Et ce ne serait pas un mal car, même si Splash Damage argue que les revenus publicitaires aideront à financer les serveurs de statistiques, voire le jeu globalement (extension et futurs patchs / bonus), il n'en reste pas moins que devoir subir des publicités dans un produit que l'on paie une cinquantaine d'euros est à la limite de l'acceptable. Car de manière générale, là où la publicité est si ce n'est appréciée, du moins largement comprise, c'est lorsque le jeu est fournit gracieusement ou presque. Ubisoft s'est d'ailleurs récemment essayé à la chose en sortant plusieurs titres à succès (Far Cry, Prince of Persia : Les Sables du Temps) en version gratuite et ce grâce à la pub. Le résultat de cette opération semble pour l'heure poser problème car, si coté joueur cela s'est traduit par la présence de logos (entre autre d'une marque ultra-connu de hamburger) dans l'interface du jeu et d'un spot de quelques secondes durant le chargement des niveaux (donc assez répétitif à force), pour l'éditeur la manoeuvre a dut être interrompu du fait que les jeux ayant été mis sur Internet, même si l'offre était exclusivement destinée aux USA, évidemment, tout le monde s'est rué pour en profiter.

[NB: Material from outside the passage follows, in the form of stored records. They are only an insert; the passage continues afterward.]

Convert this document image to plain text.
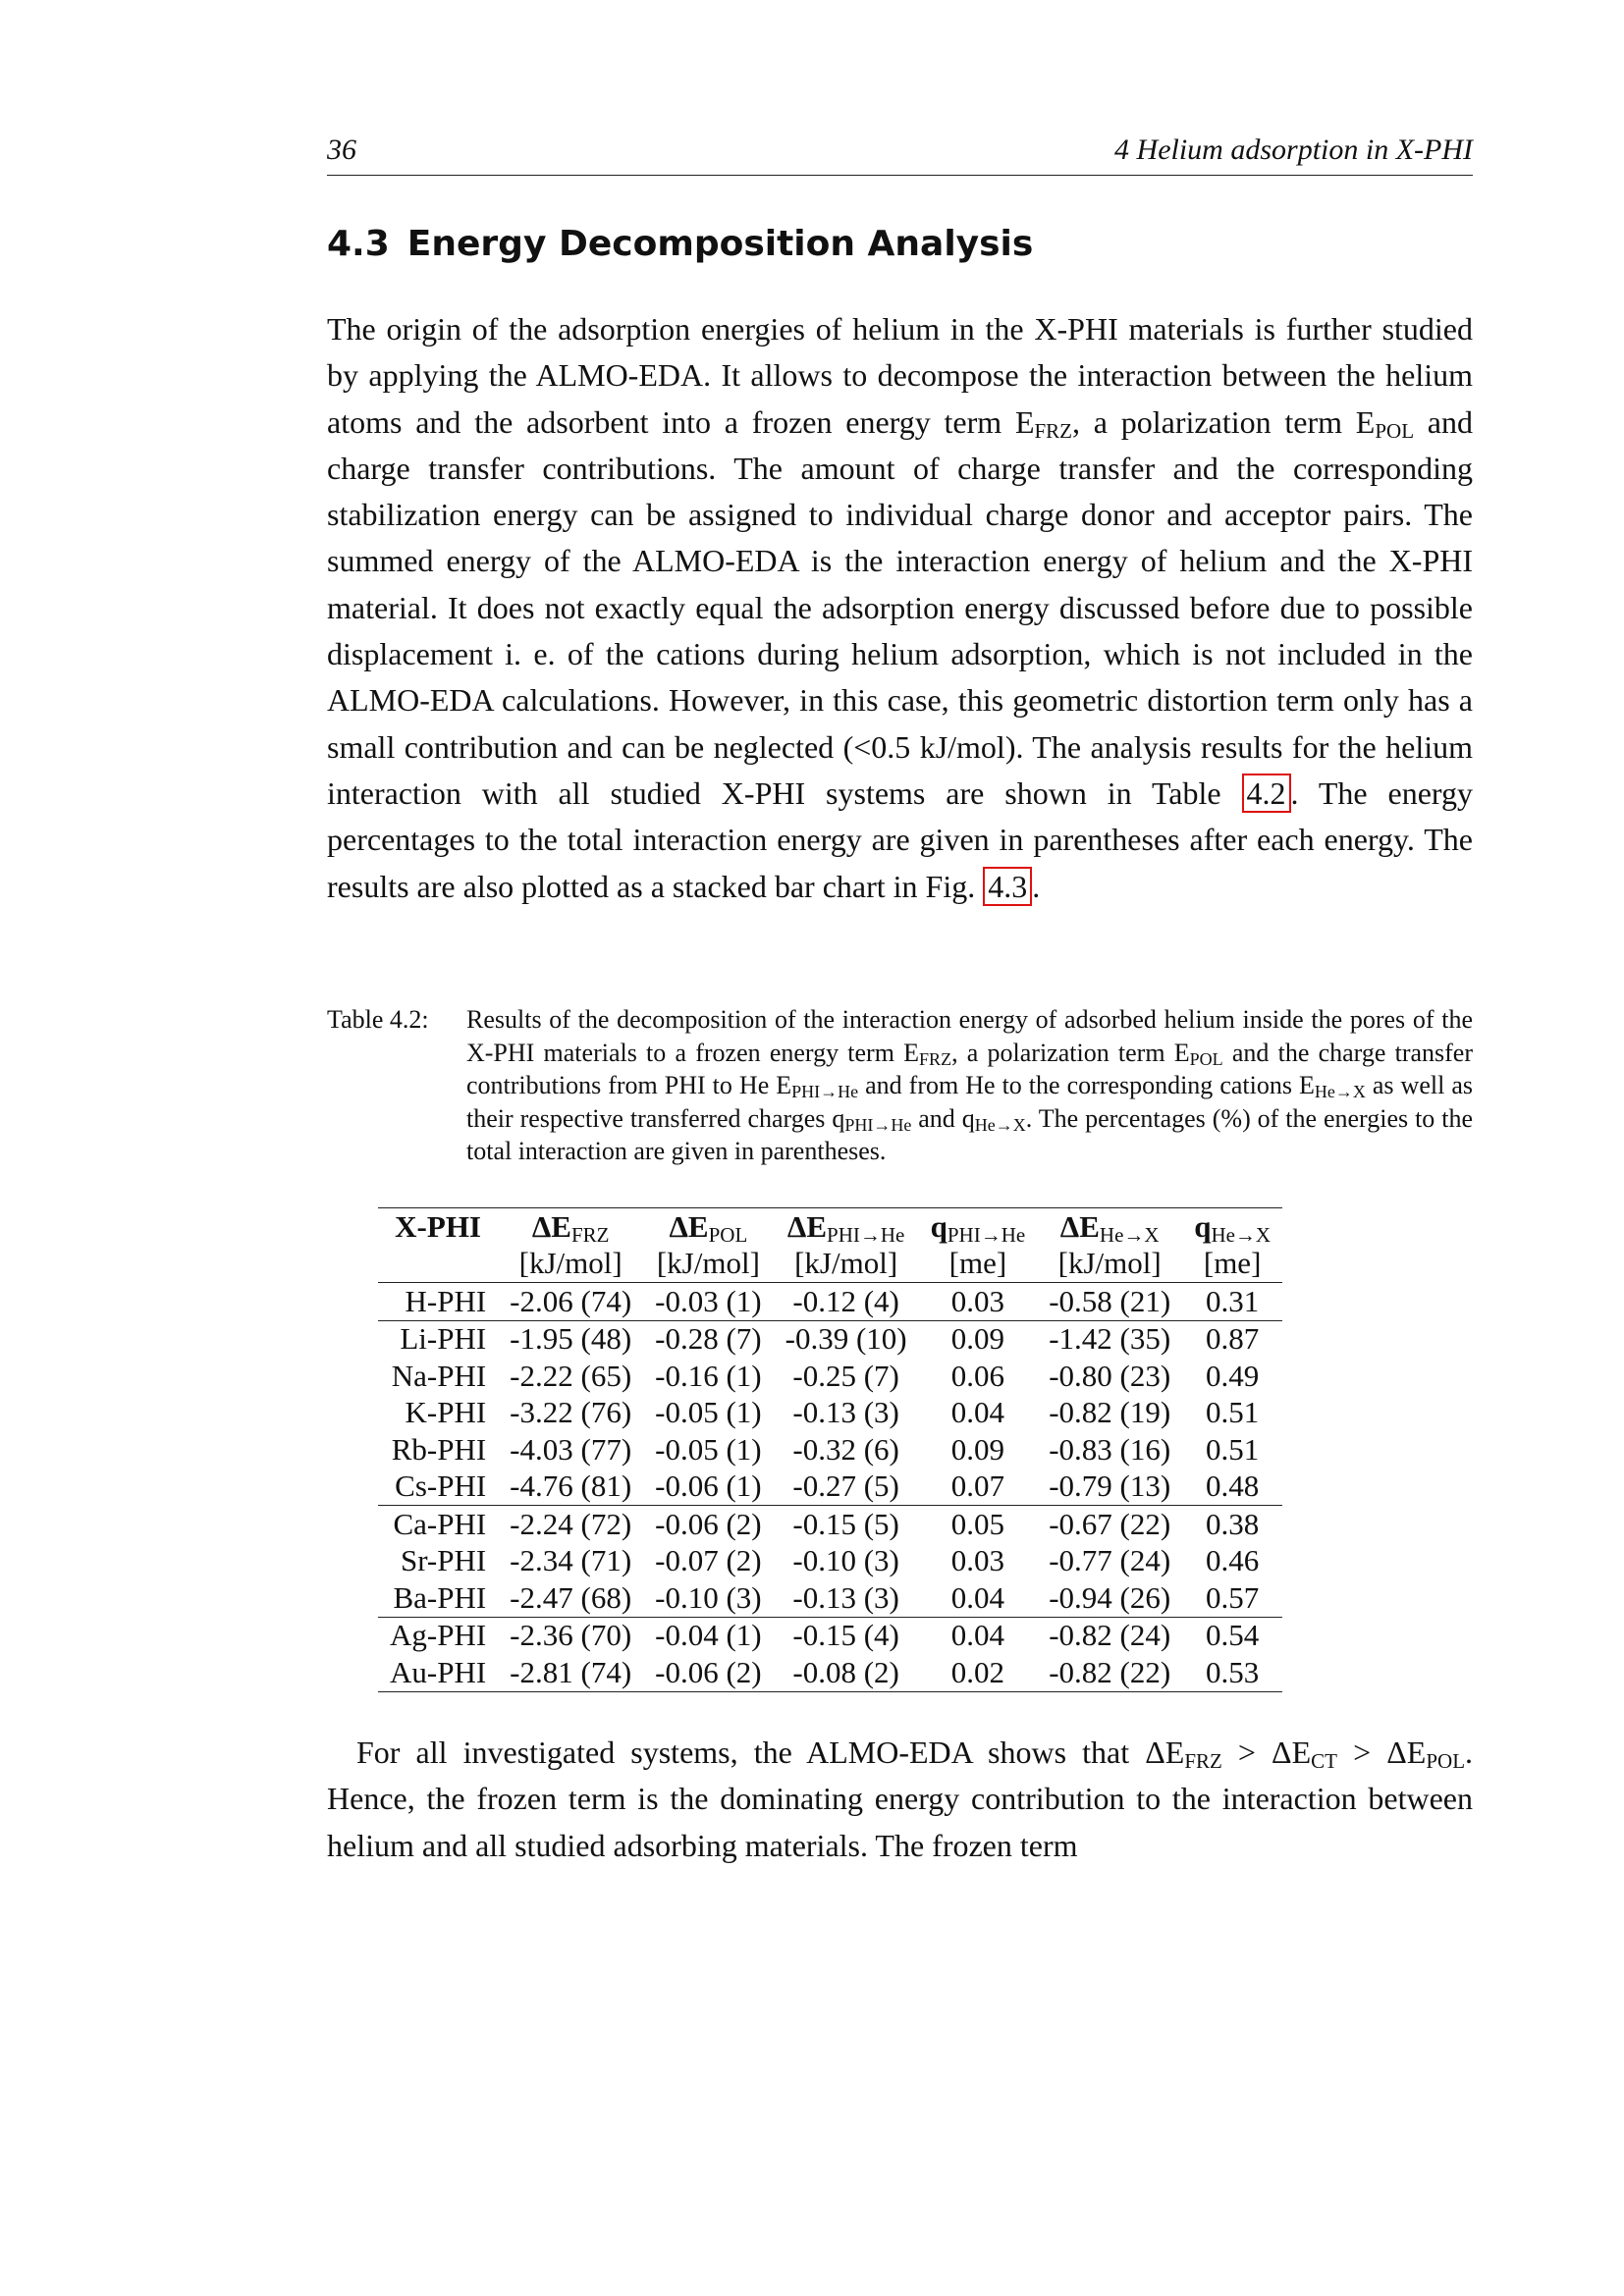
36	4 Helium adsorption in X-PHI
4.3 Energy Decomposition Analysis

The origin of the adsorption energies of helium in the X-PHI materials is further studied by applying the ALMO-EDA. It allows to decompose the interaction between the helium atoms and the adsorbent into a frozen energy term $E_{FRZ}$, a polarization term $E_{POL}$ and charge transfer contributions. The amount of charge transfer and the corresponding stabilization energy can be assigned to individual charge donor and acceptor pairs. The summed energy of the ALMO-EDA is the interaction energy of helium and the X-PHI material. It does not exactly equal the adsorption energy discussed before due to possible displacement i. e. of the cations during helium adsorption, which is not included in the ALMO-EDA calculations. However, in this case, this geometric distortion term only has a small contribution and can be neglected (<0.5 kJ/mol). The analysis results for the helium interaction with all studied X-PHI systems are shown in Table 4.2 . The energy percentages to the total interaction energy are given in parentheses after each energy. The results are also plotted as a stacked bar chart in Fig. 4.3 .

Table 4.2: Results of the decomposition of the interaction energy of adsorbed helium inside the pores of the X-PHI materials to a frozen energy term $E_{FRZ}$, a polarization term $E_{POL}$ and the charge transfer contributions from PHI to He $E_{PHI\to He}$ and from He to the corresponding cations $E_{He\to X}$ as well as their respective transferred charges $q_{PHI\to He}$ and $q_{He\to X}$. The percentages (%) of the energies to the total interaction are given in parentheses.
X-PHI	$\Delta E_{FRZ}$	$\Delta E_{POL}$	$\Delta E_{PHI\to He}$	$q_{PHI\to He}$	$\Delta E_{He\to X}$	$q_{He\to X}$
	[kJ/mol]	[kJ/mol]	[kJ/mol]	[me]	[kJ/mol]	[me]
H-PHI	-2.06 (74)	-0.03 (1)	-0.12 (4)	0.03	-0.58 (21)	0.31
Li-PHI	-1.95 (48)	-0.28 (7)	-0.39 (10)	0.09	-1.42 (35)	0.87
Na-PHI	-2.22 (65)	-0.16 (1)	-0.25 (7)	0.06	-0.80 (23)	0.49
K-PHI	-3.22 (76)	-0.05 (1)	-0.13 (3)	0.04	-0.82 (19)	0.51
Rb-PHI	-4.03 (77)	-0.05 (1)	-0.32 (6)	0.09	-0.83 (16)	0.51
Cs-PHI	-4.76 (81)	-0.06 (1)	-0.27 (5)	0.07	-0.79 (13)	0.48
Ca-PHI	-2.24 (72)	-0.06 (2)	-0.15 (5)	0.05	-0.67 (22)	0.38
Sr-PHI	-2.34 (71)	-0.07 (2)	-0.10 (3)	0.03	-0.77 (24)	0.46
Ba-PHI	-2.47 (68)	-0.10 (3)	-0.13 (3)	0.04	-0.94 (26)	0.57
Ag-PHI	-2.36 (70)	-0.04 (1)	-0.15 (4)	0.04	-0.82 (24)	0.54
Au-PHI	-2.81 (74)	-0.06 (2)	-0.08 (2)	0.02	-0.82 (22)	0.53

For all investigated systems, the ALMO-EDA shows that $\Delta E_{FRZ} > \Delta E_{CT} > \Delta E_{POL}$. Hence, the frozen term is the dominating energy contribution to the interaction between helium and all studied adsorbing materials. The frozen term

C'est d'ailleurs surprenant que quelqu'un ait pu croire une seule seconde qu'en diffusant un jeu sur un réseau à l'échelle planétaire, avec juste une note précisant qu'il faille être d'une nationalité particulière pour en profiter, le reste de la planète allez se contenter d'attendre ... On frise l'absurde. Alors, depuis que les serveurs de Fileplanet ont recensé un public non-autorisé, Ubisoft a été obligé de retirer son offre en attendant que soit mis en place un système de filtrage par adresse IP (adresse permettant une géolocalisation relative du visiteur). Quant aux petits malins qui ont cru qu'en se créant un compte Ubisoft où l'on indiquerait une fausse domiciliation pour contourner la règle, cela a peut-être fonctionné au début, mais une parade a rapidement été mise en oeuvre. Indépendamment du problème du coût des jeux et sans faire l'apologie du piratage et des réseaux d'échanges peer-to-peer, voilà encore un exemple qui démontre en un sens qu'il est toujours plus facile de se procurer un jeu illégalement que légalement. C'est d'autant plus dommage car l'idée en soi n'était pas mauvaise. Ce n'est pas qu'il soit plaisant de se voir rappeler l'existence d'un clown vendeur de sandwichs, par exemple, mais l'intégration de contenu publicitaire dans le menu du jeu offre ici une variante légèrement moins intrusive par rapport aux panneaux publicitaires intégrés dans le décor du jeu. Un moindre mal si vous préférez. Reste que la publicité dans les jeux posent d'autres soucis que ceux liés à l'immersion du joueur, problèmes bien plus épineux pour les professionnels et liés par exemple à la règlementation sur les supports publicitaires. A ce propos, vous trouverez sur le site de l'Association Française du Jeu Vidéo (ici) la reprise d'un article paru récemment dans la presse économique et résumant assez clairement la chose pour qui n'est pas juriste. Et je vous laisse imaginer que ces cas litigieux ne sont rien face à ceux de potentielles exploitations abusives de données relatives au comportement et à la vie privée.